Advisory committee addresses signage and streetscapes

By Marissa Novel

Upon exiting Union Station, it is obvious, even to visitors, one is in Chicago. When stepping down from a train in Carbondale, some community members think more can be done to welcome newcomers and residents.

The Downtown Advisory Committee had its fifth meeting with the focus area of signage and streetscapes in the downtown area Wednesday at the Eurma C. Hayes Center.

City Manager Kevin Baity presented information about regulations on sidewalk sales, outdoor cafes and liquor consumption at the cafes.


He said many sidewalk sales and cafes would be unlikely to fit city code because little area would be left for pedestrian traffic. Baity said some restaurants have the room for outdoor cafes but are unable to serve alcoholic beverages to patrons sitting because of city restrictions.

Three committee members, Meghan Cole, Jeremy Clow and Kristin Gregory also presented.

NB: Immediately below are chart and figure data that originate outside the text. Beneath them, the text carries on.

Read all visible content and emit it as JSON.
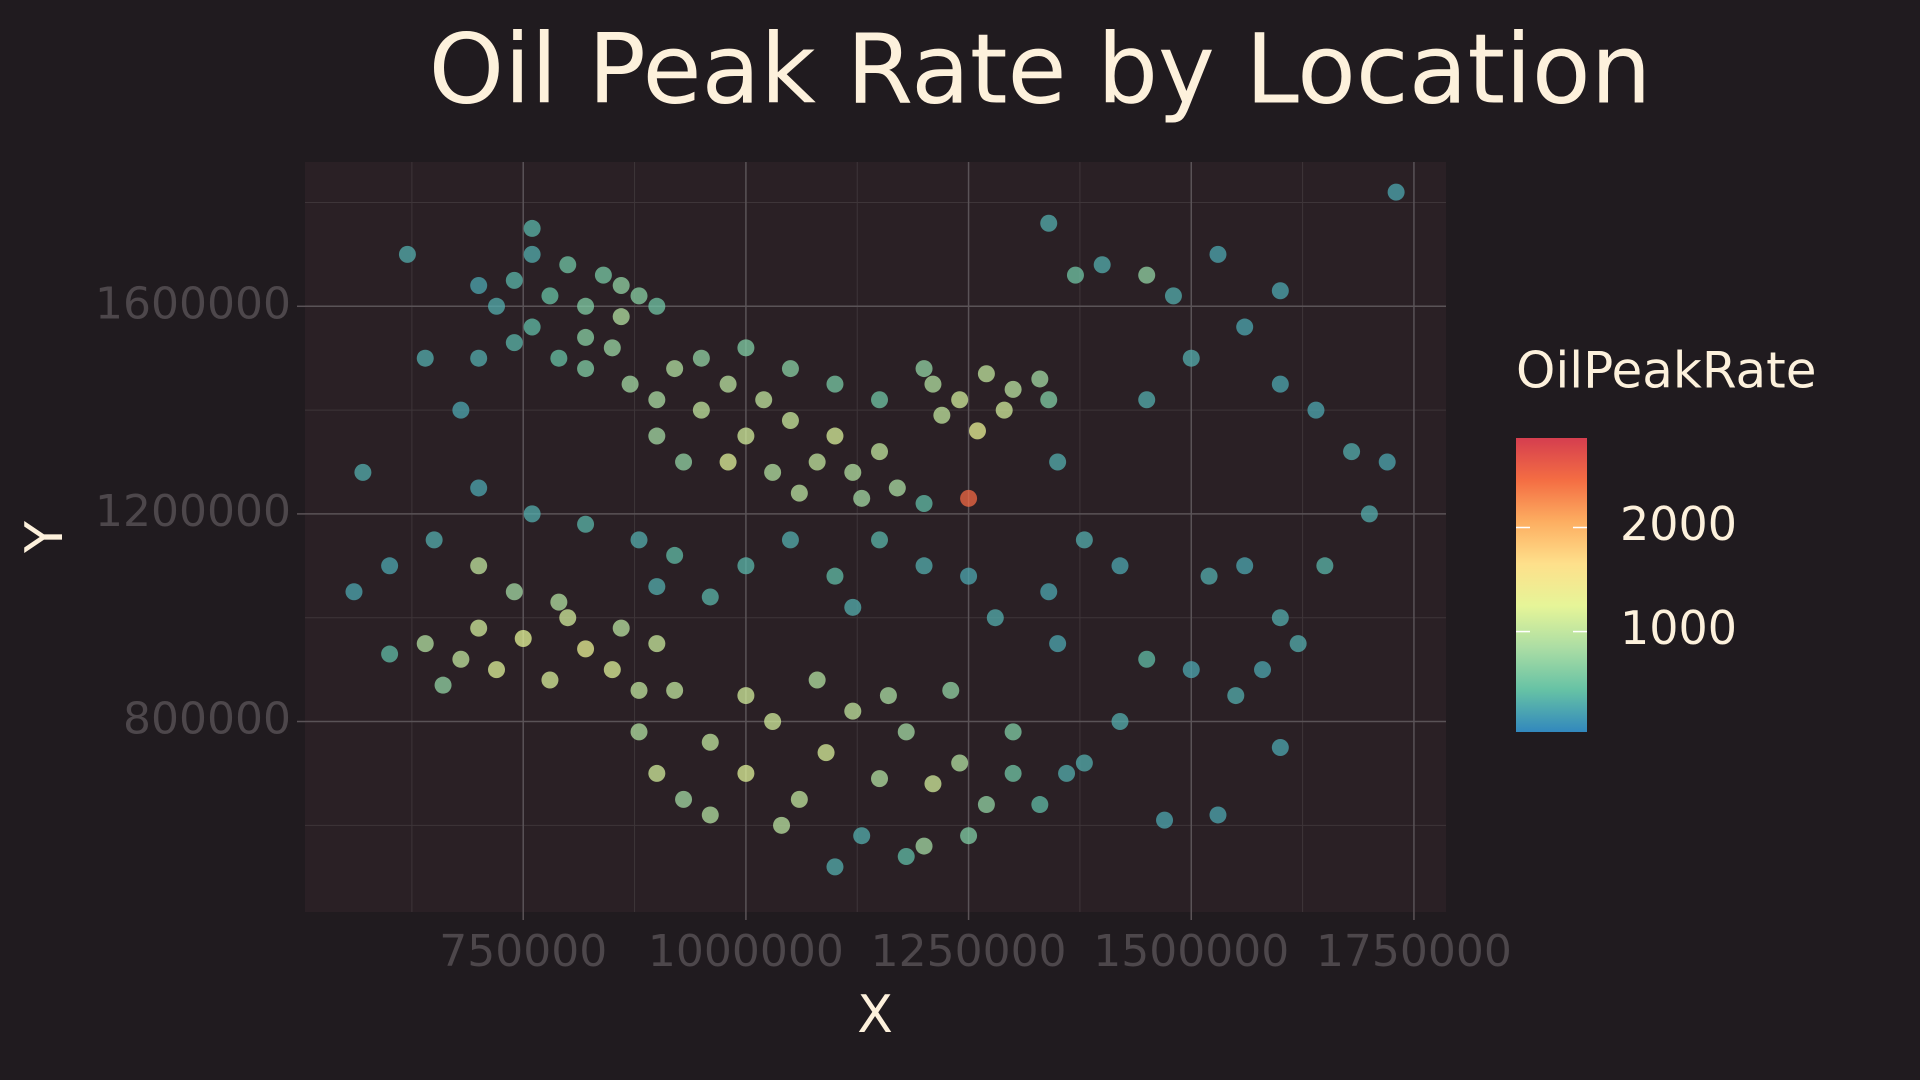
{
  "chart_data": {
    "type": "scatter",
    "title": "Oil Peak Rate by Location",
    "x_label": "X",
    "y_label": "Y",
    "colorbar_title": "OilPeakRate",
    "xlim": [
      505000,
      1786000
    ],
    "ylim": [
      433000,
      1878000
    ],
    "xticks": [
      750000,
      1000000,
      1250000,
      1500000,
      1750000
    ],
    "yticks": [
      800000,
      1200000,
      1600000
    ],
    "minor_xticks": [
      625000,
      875000,
      1125000,
      1375000,
      1625000
    ],
    "minor_yticks": [
      600000,
      1000000,
      1400000,
      1800000
    ],
    "grid": true,
    "clim": [
      35,
      2860
    ],
    "cticks": [
      1000,
      2000
    ],
    "colormap": [
      "#3288bd",
      "#66c2a5",
      "#abdda4",
      "#e6f598",
      "#fee08b",
      "#fdae61",
      "#f46d43",
      "#d53e4f"
    ],
    "x": [
      740000,
      760000,
      780000,
      800000,
      820000,
      840000,
      860000,
      880000,
      900000,
      760000,
      790000,
      820000,
      850000,
      870000,
      900000,
      720000,
      700000,
      820000,
      860000,
      740000,
      920000,
      950000,
      980000,
      1000000,
      1020000,
      1050000,
      1080000,
      1100000,
      1120000,
      1150000,
      1170000,
      950000,
      1000000,
      1050000,
      1100000,
      1150000,
      980000,
      1030000,
      900000,
      930000,
      1060000,
      1130000,
      1210000,
      1240000,
      1270000,
      1300000,
      1330000,
      1220000,
      1260000,
      1290000,
      1200000,
      1340000,
      700000,
      760000,
      820000,
      880000,
      920000,
      1000000,
      1050000,
      1100000,
      1150000,
      1200000,
      1250000,
      1280000,
      1340000,
      650000,
      900000,
      960000,
      1120000,
      1200000,
      1250000,
      640000,
      680000,
      700000,
      720000,
      750000,
      780000,
      800000,
      820000,
      850000,
      880000,
      900000,
      740000,
      790000,
      660000,
      600000,
      700000,
      860000,
      880000,
      900000,
      930000,
      960000,
      1000000,
      1030000,
      1060000,
      1090000,
      1120000,
      1150000,
      1180000,
      1210000,
      1240000,
      1270000,
      1300000,
      920000,
      1000000,
      1080000,
      1160000,
      1230000,
      960000,
      1040000,
      1200000,
      1250000,
      1330000,
      1360000,
      1300000,
      1130000,
      1180000,
      1100000,
      1400000,
      1450000,
      1480000,
      1530000,
      1560000,
      1600000,
      1450000,
      1500000,
      1640000,
      1680000,
      1720000,
      1700000,
      1650000,
      1600000,
      1580000,
      1620000,
      1550000,
      1600000,
      1500000,
      1450000,
      1420000,
      1380000,
      1350000,
      1420000,
      1380000,
      1470000,
      1530000,
      1600000,
      1730000,
      1340000,
      1370000,
      1350000,
      1520000,
      1560000,
      560000,
      570000,
      620000,
      600000,
      640000,
      680000,
      700000,
      760000
    ],
    "y": [
      1650000,
      1700000,
      1620000,
      1680000,
      1600000,
      1660000,
      1640000,
      1620000,
      1600000,
      1560000,
      1500000,
      1480000,
      1520000,
      1450000,
      1420000,
      1600000,
      1640000,
      1540000,
      1580000,
      1530000,
      1480000,
      1400000,
      1450000,
      1350000,
      1420000,
      1380000,
      1300000,
      1350000,
      1280000,
      1320000,
      1250000,
      1500000,
      1520000,
      1480000,
      1450000,
      1420000,
      1300000,
      1280000,
      1350000,
      1300000,
      1240000,
      1230000,
      1450000,
      1420000,
      1470000,
      1440000,
      1460000,
      1390000,
      1360000,
      1400000,
      1480000,
      1420000,
      1250000,
      1200000,
      1180000,
      1150000,
      1120000,
      1100000,
      1150000,
      1080000,
      1150000,
      1100000,
      1080000,
      1000000,
      1050000,
      1150000,
      1060000,
      1040000,
      1020000,
      1220000,
      1230000,
      950000,
      920000,
      980000,
      900000,
      960000,
      880000,
      1000000,
      940000,
      900000,
      860000,
      950000,
      1050000,
      1030000,
      870000,
      930000,
      1100000,
      980000,
      780000,
      700000,
      650000,
      760000,
      700000,
      800000,
      650000,
      740000,
      820000,
      690000,
      780000,
      680000,
      720000,
      640000,
      780000,
      860000,
      850000,
      880000,
      850000,
      860000,
      620000,
      600000,
      560000,
      580000,
      640000,
      700000,
      700000,
      580000,
      540000,
      520000,
      1680000,
      1660000,
      1620000,
      1700000,
      1560000,
      1450000,
      1420000,
      1500000,
      1400000,
      1320000,
      1300000,
      1200000,
      1100000,
      1000000,
      900000,
      950000,
      850000,
      750000,
      900000,
      920000,
      1100000,
      1150000,
      950000,
      800000,
      720000,
      610000,
      620000,
      1630000,
      1820000,
      1760000,
      1660000,
      1300000,
      1080000,
      1100000,
      1050000,
      1280000,
      1700000,
      1100000,
      1500000,
      1400000,
      1500000,
      1750000
    ],
    "values": [
      350,
      300,
      450,
      500,
      600,
      550,
      700,
      650,
      500,
      400,
      450,
      600,
      750,
      800,
      850,
      300,
      250,
      650,
      900,
      350,
      900,
      1000,
      950,
      1100,
      1000,
      1050,
      1000,
      1150,
      900,
      1000,
      850,
      700,
      600,
      650,
      550,
      500,
      1200,
      900,
      800,
      700,
      950,
      800,
      900,
      1100,
      1000,
      950,
      800,
      1000,
      1300,
      1100,
      700,
      600,
      250,
      300,
      350,
      300,
      400,
      350,
      300,
      400,
      350,
      300,
      250,
      300,
      250,
      300,
      300,
      350,
      300,
      400,
      2500,
      900,
      1000,
      1100,
      1200,
      1250,
      1150,
      1100,
      1300,
      1200,
      1000,
      1050,
      800,
      900,
      700,
      400,
      1000,
      950,
      900,
      1100,
      800,
      1000,
      1200,
      1100,
      1000,
      1150,
      1000,
      900,
      800,
      1100,
      900,
      700,
      600,
      1000,
      1100,
      900,
      850,
      700,
      900,
      950,
      800,
      600,
      400,
      300,
      500,
      300,
      400,
      300,
      300,
      700,
      300,
      250,
      250,
      250,
      300,
      300,
      250,
      300,
      250,
      300,
      350,
      300,
      250,
      300,
      300,
      250,
      250,
      400,
      250,
      300,
      250,
      300,
      300,
      250,
      250,
      250,
      250,
      300,
      500,
      300,
      300,
      250,
      250,
      300,
      300,
      250,
      300,
      250,
      300,
      350
    ]
  }
}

Cole presented information about streetscape opportunities, citing the practical yet risky renovation techniques Lancaster, Calif. used in its downtown, as well as the job and revenue growth that followed.

“Streetscapes are not just a view of the street, and they’re not just a pictorial view,” she said. “They have to be usable.”

Cole also presented information about current and recommended signage height and proximity regulations for businesses in place of Dan Terry, who had to testify in Springfield unexpectedly.

Jeremy Clow said more landscaping near sidewalks could increase pedestrian safety. He also said downtown needs more disability accessible sidewalks and green energy technology.

Clow said information provided by signage, especially near the Amtrak station, is minimal.


“If I were to get off the Amtrak train here, I don’t know where anything is,” he said. “I have no idea if I’m on the right side of town, where I can rent a car, I don’t know where I can get a taxi cab. There’s no way to get anywhere unless you ask a local.”

Clow said this problem could be fixed by posting directional signage and kiosks in the area.

Kristin Gregory presented the results of other college towns, such as Kent, Ohio and Normal, in terms of job and business creation and revenue after renovating their downtown areas.

Several city council members were in attendance and expressed their concerns as community members.

City Councilman Lee Fronabarger said the primary concern of the committee should be removing overhead utility lines.

“I am a strong advocate for streetscaping downtown, but no matter how many plants we put downtown, or benches or lighting there we have got to do something about overhead utility lines,” he said.

“Either bury them or put them in the back behind the buildings or else it’s going to look as tacky then as it does today.”

Mayor Don Monty said removing the lines would be extremely expensive, especially because utility companies are very unlikely to cover the costs themselves.

He said Normal recently worked with Ameren and petitioned the Illinois Commerce Commission for a special tariff to pay for the removal.

“I think that’s something definitely worth pursuing because something of the magnitude of what may be several million dollars is probably beyond the financial reach of the city right now,” Monty said.

City Councilwoman Jane Adams said appropriate lighting in the downtown area is a main concern because students think the downtown—and Carbondale in general—is a dark place.

Luke Henson, a junior from Springfield studying architecture, said as a student he can relate to Adams’ comment.

“Light is a huge issue with a lot of students in Carbondale,” he said. “I know that I feel that way and I know since public safety incidents that have happened on campus recently I don’t feel that Carbondale is a safe place at night.”